Baystate expresses concern over local COVID-19 cases, toll on healthcare system | News
SPRINGFIELD, MA (WGGB/WSHM) — The president and CEO of Baystate Health is sounding the alarm about the amount of COVID-19 inside their hospital system right now. Dr. Mark Keroack explained Thursday not only the type of people getting sick in Hampden County, but also the amount of burden the hospital is shouldering.
Keroack said the biggest driver of the dire situation within Baystate Medical Center is the fact that Hampden County continues to have the lowest vaccination rate in the state. The already-busy hospital is getting overwhelmed.
The way Keroack described the COVID-19 situation locally is not quite like the overflowing hospitals in the south, but it’s not far off.
As of Wednesday, Keroack said Baystate Health has 18 percent of the state’s inpatient COVID-19 cases, but Baystate only has five percent of the state’s inpatient hospital beds.
“That’s more than three times than what you would expect if the cases were distributed evenly across all the hospitals,” Keroack noted.
When it comes to who is getting sick, Keroack told Western Mass News the low rate of vaccination in Hampden County is playing a role. He said 75 percent of the cases are among unvaccinated people, compared to 25 percent who are vaccinated.
“They’re typically people with chronic medical conditions or older,” Keroack explained.
Combine that with the fact that Baystate Medical Center is the only Level 1 trauma center in the region and the only regional provider for a number of high-level care needs including high-risk pregnancy and cardiac surgery.

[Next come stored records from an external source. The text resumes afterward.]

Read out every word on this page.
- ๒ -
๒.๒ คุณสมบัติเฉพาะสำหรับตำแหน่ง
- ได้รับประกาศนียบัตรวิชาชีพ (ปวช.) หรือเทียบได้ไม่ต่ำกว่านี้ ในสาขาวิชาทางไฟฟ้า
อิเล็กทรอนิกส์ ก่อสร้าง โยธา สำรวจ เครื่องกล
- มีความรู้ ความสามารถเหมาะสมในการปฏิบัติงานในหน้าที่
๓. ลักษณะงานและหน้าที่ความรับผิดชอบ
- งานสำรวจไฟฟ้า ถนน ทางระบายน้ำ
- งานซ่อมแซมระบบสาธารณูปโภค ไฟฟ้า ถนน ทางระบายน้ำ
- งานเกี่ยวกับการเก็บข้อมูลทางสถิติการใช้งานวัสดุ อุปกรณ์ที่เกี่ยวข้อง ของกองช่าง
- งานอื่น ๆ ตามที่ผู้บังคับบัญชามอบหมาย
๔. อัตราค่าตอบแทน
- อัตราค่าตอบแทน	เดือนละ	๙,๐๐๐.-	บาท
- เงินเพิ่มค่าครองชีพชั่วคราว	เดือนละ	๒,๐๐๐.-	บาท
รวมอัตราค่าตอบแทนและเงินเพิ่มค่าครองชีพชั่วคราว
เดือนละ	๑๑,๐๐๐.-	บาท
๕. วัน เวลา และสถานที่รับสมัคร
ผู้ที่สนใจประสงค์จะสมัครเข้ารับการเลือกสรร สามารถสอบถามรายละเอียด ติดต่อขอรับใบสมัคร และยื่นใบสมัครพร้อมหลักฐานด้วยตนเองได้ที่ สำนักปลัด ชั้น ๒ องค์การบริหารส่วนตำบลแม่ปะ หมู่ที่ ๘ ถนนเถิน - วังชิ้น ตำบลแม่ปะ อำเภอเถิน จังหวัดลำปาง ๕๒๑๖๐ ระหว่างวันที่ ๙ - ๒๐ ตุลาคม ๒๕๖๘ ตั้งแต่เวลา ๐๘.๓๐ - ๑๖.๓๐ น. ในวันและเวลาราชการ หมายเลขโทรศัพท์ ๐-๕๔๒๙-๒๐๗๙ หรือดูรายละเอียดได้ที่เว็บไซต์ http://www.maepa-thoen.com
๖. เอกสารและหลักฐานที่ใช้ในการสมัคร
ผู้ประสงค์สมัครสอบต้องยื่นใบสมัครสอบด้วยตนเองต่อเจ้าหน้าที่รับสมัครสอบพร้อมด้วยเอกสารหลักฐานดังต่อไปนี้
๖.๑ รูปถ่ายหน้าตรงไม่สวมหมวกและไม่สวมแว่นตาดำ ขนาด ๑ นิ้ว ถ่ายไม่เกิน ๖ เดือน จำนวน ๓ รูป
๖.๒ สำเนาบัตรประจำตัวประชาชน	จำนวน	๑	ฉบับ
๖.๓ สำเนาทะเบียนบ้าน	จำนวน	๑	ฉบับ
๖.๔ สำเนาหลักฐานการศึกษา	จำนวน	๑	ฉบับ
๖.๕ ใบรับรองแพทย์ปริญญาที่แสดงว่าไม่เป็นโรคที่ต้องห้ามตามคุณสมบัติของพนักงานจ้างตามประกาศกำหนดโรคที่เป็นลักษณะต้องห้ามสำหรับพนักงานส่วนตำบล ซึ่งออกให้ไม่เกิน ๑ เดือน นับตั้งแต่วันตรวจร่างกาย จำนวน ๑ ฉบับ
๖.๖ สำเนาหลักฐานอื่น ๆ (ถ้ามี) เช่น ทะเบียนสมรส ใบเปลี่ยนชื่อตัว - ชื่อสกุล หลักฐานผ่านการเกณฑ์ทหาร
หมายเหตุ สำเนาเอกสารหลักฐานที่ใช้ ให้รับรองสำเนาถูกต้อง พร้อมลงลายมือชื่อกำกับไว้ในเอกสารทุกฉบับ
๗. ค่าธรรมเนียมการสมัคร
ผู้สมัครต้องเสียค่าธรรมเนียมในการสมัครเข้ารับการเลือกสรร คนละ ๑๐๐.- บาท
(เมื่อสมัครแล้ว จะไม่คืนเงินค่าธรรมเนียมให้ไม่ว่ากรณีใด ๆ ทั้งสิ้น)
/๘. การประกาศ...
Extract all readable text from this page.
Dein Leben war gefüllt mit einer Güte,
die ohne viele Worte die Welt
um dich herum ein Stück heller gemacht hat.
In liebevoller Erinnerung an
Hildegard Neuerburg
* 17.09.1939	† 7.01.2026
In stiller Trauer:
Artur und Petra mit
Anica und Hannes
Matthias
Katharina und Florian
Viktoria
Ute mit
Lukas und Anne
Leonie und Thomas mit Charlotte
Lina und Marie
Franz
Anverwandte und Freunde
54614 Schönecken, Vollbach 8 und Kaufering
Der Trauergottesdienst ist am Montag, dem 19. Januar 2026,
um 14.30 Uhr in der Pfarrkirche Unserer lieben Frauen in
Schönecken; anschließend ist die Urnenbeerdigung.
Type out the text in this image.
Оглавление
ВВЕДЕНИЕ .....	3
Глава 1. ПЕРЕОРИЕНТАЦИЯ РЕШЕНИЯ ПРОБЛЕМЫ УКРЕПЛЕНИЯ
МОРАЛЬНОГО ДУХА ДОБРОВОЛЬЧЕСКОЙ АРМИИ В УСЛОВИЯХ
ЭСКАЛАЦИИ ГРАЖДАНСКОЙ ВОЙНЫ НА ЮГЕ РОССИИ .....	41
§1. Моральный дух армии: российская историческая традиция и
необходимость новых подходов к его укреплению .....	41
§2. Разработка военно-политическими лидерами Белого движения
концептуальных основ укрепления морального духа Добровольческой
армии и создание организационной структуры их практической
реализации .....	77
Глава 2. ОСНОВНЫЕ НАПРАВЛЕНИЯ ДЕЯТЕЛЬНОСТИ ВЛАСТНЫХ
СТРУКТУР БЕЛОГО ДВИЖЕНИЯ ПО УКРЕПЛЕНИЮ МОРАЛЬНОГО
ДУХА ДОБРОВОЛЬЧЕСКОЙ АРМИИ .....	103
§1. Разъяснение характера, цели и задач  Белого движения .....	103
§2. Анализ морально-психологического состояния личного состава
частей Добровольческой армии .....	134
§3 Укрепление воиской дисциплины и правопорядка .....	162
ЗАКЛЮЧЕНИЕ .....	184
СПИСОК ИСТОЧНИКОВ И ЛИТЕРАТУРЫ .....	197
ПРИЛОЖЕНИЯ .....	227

“We are regularly at capacity and the only thing that corrects that situation is when we are able to accomplish discharge and open beds to decompress the emergency room,” Keroack noted.
Another complicating factor, Keroack said, is that the hospital system of 12,000 employees currently has 1,400 vacant positions and as the hospital works to implement a vaccine mandate for all employees, he said more than 80 percent of workers have complied. However, he said another 1,600 employees are still not vaccinated with a few medical and religious exemptions granted.
“There are some people who have been reading some of the misinformation that’s out on social media or the internet and are holding beliefs that are, you know, I would say not based in science,” Keroack said.
The policy will take effect October 1 and Keroack said the hospital system is providing expert opinions and emotional support to help persuade hesitant workers in a time where every employee makes a difference.
“We really don’t want to be seeing a lot of resignations when the deadline approaches,” Keroack added.
Baystate said they have been able to fill some vacancies with contractors. Keroack said he is also speaking with civic leaders and local boards of health to convey vaccine safety messaging to the public.